To this Lawrence made no reply at all, no doubt, thought Isabel, because he did not consider it worth one. She was proportionally surprised and a trifle flattered when he replaced the cigarette to which he had just helped himself. "'The young girl had not realized her own power. She was only just coming into her woman's kingdom. Her heart beat faster and a vermilion blush dyed her pale cheek."' Isabel's favourite authors were Stevenson and Mr.
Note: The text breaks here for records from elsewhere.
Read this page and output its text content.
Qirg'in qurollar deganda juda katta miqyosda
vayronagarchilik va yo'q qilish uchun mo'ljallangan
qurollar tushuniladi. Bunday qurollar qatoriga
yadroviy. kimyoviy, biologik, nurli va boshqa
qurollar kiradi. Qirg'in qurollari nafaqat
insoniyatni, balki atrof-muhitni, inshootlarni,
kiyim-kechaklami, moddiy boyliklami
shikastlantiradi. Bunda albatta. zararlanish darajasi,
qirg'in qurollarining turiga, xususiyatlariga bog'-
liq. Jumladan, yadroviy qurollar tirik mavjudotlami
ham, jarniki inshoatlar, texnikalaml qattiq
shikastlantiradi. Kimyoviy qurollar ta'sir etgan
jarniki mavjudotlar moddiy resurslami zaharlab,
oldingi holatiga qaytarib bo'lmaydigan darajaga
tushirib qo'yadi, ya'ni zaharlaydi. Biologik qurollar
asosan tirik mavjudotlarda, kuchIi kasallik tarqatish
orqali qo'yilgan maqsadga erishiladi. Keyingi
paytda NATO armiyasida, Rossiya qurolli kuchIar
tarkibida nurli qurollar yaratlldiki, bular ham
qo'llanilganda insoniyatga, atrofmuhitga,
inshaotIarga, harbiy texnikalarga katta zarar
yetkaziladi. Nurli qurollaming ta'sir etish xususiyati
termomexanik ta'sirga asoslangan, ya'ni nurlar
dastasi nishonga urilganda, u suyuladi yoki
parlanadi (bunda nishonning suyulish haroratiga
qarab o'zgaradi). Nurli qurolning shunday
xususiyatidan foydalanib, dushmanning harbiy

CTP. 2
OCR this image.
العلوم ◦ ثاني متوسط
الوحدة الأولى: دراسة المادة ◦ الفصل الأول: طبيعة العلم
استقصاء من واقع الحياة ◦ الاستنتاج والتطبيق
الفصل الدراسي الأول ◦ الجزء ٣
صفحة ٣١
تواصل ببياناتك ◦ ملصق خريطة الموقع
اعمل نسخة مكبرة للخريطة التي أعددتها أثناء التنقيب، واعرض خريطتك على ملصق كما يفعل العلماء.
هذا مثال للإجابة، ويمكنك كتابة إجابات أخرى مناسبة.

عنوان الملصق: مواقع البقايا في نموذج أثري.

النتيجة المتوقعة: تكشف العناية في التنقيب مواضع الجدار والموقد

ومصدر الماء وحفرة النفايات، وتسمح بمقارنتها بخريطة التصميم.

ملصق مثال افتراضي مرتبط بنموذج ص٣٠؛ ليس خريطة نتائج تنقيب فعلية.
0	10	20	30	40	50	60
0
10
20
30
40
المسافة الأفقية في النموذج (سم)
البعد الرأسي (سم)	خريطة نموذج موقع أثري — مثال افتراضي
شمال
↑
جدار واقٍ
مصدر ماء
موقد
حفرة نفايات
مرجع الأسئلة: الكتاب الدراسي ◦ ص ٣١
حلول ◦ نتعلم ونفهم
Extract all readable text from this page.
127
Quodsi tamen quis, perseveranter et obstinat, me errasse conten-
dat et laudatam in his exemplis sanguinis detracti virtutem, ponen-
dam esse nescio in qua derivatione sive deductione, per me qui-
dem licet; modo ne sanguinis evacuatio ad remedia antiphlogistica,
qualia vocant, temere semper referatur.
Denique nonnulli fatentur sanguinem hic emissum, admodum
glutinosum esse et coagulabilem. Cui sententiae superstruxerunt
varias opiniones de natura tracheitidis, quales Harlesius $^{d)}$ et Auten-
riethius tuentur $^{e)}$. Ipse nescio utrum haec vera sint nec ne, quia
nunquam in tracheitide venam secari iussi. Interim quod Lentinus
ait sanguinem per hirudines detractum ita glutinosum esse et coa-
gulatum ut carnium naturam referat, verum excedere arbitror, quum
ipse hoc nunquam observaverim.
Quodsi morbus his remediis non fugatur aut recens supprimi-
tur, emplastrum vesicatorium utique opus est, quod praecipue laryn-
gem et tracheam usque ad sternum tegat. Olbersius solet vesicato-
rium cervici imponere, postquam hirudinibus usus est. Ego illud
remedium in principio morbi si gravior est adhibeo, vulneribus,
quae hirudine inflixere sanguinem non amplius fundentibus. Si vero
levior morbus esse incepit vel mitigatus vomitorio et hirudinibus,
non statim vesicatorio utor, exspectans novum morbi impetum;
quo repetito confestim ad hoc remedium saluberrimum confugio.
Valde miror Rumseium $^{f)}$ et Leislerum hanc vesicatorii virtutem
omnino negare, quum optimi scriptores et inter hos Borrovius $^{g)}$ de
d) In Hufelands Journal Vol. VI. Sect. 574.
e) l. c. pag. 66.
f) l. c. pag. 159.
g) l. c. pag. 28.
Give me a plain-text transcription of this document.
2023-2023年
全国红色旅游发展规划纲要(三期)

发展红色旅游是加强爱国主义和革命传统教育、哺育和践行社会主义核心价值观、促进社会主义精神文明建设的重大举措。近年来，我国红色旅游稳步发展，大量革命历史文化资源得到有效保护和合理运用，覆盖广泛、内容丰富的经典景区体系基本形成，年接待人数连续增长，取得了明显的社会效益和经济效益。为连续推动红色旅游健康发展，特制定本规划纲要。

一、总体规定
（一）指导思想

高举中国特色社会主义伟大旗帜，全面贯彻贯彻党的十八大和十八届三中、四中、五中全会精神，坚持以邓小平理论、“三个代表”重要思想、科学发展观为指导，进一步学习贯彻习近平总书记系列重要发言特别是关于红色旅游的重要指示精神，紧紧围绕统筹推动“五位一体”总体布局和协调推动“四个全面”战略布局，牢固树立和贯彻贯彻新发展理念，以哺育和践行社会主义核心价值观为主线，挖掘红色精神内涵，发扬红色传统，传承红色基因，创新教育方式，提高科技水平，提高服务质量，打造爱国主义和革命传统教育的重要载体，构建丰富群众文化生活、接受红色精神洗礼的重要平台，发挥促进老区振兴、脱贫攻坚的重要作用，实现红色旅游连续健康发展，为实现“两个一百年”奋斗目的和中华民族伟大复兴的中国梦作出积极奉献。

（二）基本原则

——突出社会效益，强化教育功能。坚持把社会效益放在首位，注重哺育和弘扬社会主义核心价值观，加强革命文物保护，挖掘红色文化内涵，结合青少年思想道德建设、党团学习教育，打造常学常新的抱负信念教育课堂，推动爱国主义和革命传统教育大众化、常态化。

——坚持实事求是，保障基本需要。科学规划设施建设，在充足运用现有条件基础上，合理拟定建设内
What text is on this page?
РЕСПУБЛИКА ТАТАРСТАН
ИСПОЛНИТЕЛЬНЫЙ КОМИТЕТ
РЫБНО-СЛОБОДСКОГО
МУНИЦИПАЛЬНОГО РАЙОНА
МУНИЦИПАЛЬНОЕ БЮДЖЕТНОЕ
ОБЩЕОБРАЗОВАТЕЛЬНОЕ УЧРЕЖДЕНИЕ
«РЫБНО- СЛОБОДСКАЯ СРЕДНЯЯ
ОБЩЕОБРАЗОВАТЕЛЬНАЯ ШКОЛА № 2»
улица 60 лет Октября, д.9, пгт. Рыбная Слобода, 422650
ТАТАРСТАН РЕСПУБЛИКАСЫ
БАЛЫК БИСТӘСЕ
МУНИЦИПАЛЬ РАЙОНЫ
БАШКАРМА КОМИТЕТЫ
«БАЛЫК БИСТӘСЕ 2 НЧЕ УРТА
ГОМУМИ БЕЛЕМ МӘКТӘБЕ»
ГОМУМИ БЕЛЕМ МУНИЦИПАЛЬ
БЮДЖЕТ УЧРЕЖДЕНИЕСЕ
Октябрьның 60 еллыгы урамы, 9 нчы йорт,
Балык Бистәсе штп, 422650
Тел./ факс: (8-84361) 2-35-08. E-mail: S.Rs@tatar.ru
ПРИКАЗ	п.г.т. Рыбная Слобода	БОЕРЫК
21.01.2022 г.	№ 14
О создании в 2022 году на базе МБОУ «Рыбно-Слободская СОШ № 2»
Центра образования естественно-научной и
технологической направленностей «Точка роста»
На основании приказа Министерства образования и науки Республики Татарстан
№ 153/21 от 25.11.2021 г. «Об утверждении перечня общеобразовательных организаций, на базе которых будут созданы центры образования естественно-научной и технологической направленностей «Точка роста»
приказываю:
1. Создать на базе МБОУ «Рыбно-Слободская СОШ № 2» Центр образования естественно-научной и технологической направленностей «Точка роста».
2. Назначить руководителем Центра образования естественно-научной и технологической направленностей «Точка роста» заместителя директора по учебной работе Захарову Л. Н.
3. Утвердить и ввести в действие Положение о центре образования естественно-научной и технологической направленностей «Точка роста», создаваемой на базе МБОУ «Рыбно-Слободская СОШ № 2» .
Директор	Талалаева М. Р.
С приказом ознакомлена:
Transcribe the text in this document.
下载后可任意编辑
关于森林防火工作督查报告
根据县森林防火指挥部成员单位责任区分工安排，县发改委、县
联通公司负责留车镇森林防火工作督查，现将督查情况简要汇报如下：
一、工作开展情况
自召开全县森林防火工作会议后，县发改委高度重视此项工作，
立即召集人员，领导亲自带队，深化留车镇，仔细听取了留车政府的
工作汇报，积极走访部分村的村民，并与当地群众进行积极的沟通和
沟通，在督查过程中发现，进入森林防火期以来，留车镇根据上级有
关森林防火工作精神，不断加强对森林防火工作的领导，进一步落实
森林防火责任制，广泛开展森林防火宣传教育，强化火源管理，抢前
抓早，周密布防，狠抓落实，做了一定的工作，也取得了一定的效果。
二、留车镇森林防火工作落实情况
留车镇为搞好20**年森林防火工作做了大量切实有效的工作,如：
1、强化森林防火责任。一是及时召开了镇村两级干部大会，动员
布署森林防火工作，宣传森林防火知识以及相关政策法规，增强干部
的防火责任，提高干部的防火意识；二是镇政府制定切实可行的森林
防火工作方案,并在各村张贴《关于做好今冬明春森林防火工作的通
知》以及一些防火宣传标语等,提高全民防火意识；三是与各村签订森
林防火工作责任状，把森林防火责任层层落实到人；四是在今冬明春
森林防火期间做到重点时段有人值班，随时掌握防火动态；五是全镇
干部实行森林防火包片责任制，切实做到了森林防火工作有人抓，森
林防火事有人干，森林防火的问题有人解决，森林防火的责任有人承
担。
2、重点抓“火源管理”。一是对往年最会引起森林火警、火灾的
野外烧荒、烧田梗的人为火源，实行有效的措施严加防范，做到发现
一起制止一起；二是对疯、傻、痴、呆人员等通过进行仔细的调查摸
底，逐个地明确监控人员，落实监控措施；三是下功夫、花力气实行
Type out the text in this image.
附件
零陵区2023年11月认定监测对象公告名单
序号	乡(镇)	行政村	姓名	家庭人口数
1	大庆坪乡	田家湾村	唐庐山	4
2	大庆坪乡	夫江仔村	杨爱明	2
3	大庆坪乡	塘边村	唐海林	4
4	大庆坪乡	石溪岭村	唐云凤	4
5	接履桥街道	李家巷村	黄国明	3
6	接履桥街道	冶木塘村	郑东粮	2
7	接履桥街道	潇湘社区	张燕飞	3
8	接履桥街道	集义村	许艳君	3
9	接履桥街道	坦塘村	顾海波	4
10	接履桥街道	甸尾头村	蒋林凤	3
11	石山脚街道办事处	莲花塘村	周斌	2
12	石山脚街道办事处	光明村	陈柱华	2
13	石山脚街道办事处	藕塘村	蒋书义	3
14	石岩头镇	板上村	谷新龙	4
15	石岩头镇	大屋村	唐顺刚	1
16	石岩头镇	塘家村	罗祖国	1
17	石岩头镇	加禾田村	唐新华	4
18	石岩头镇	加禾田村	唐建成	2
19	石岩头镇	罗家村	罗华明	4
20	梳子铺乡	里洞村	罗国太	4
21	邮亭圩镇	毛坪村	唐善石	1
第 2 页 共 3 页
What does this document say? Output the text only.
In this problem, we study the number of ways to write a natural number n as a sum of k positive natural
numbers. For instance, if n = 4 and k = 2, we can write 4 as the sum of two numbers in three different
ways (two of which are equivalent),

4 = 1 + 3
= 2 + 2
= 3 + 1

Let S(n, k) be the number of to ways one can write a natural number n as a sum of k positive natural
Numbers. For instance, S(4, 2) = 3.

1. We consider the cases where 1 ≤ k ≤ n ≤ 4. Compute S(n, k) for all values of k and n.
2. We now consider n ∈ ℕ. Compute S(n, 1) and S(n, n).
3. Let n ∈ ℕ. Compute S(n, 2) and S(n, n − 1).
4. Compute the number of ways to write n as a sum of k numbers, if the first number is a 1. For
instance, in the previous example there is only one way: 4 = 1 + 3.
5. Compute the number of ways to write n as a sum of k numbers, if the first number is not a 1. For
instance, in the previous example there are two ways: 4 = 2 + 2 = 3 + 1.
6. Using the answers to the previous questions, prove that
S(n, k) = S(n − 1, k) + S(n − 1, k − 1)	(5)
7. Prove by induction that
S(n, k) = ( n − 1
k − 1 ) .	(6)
Kipling, but her mental rubric insisted on clothing itself in the softer style of Molly Bawn.

"I don't detest other people's smoking," she explained in a rather penitent tone.

"Let's get out on the downs," said Lawrence. He swung the gate to and fro for her, then took off his hat and strolled slowly by her side through the rustling grass. "Really," he said, more to himself than to her, "there are places in England that are very well worth while."

"Worth while what?"

"Er—worth coming to see. I suppose there isn't much shooting to be had except rabbits." He swung an imaginary gun to his shoulder and sighted it at a quarry which seemed to Isabel to be equally imaginary. "See him? Under that heap of stones left of the beech ring." Isabel's vision was both keen and practised, but she saw nothing till the rabbit showed his white scut in a flickering leap to earth.

"You have jolly good eyes," she conceded, still rather grudgingly.

"So have bunnies, unluckily. Major Clowes tells me there's pretty good shooting over Wanhope. I suppose your brother looks after it, for of course Clowes can do nothing. It was a great stroke of luck for my cousin, getting hold of a fellow like Val."

"I don't know about that. It was a great stroke of luck for
Val."

"I want so much to meet him. I'm disappointed at missing him this afternoon. I remember him perfectly in the army, though he was only a boy then and I wasn't much more myself. He must be close on thirty now. But when I met him this morning it struck me he hadn't altered much." Isabel, looking up eager-eyed, felt faintly and mysteriously chilled. Was there a point of cruelty in Hyde's smile? as there was now and then in his cousin's: she had seen Bernard Clowes watching his wife with the same secret glow.

"Val is old for his age," she said. "He always seems much older than my other brother, although there are only two or three years between them."

"Probably his spell in the army aged him. It must have been a formative experience."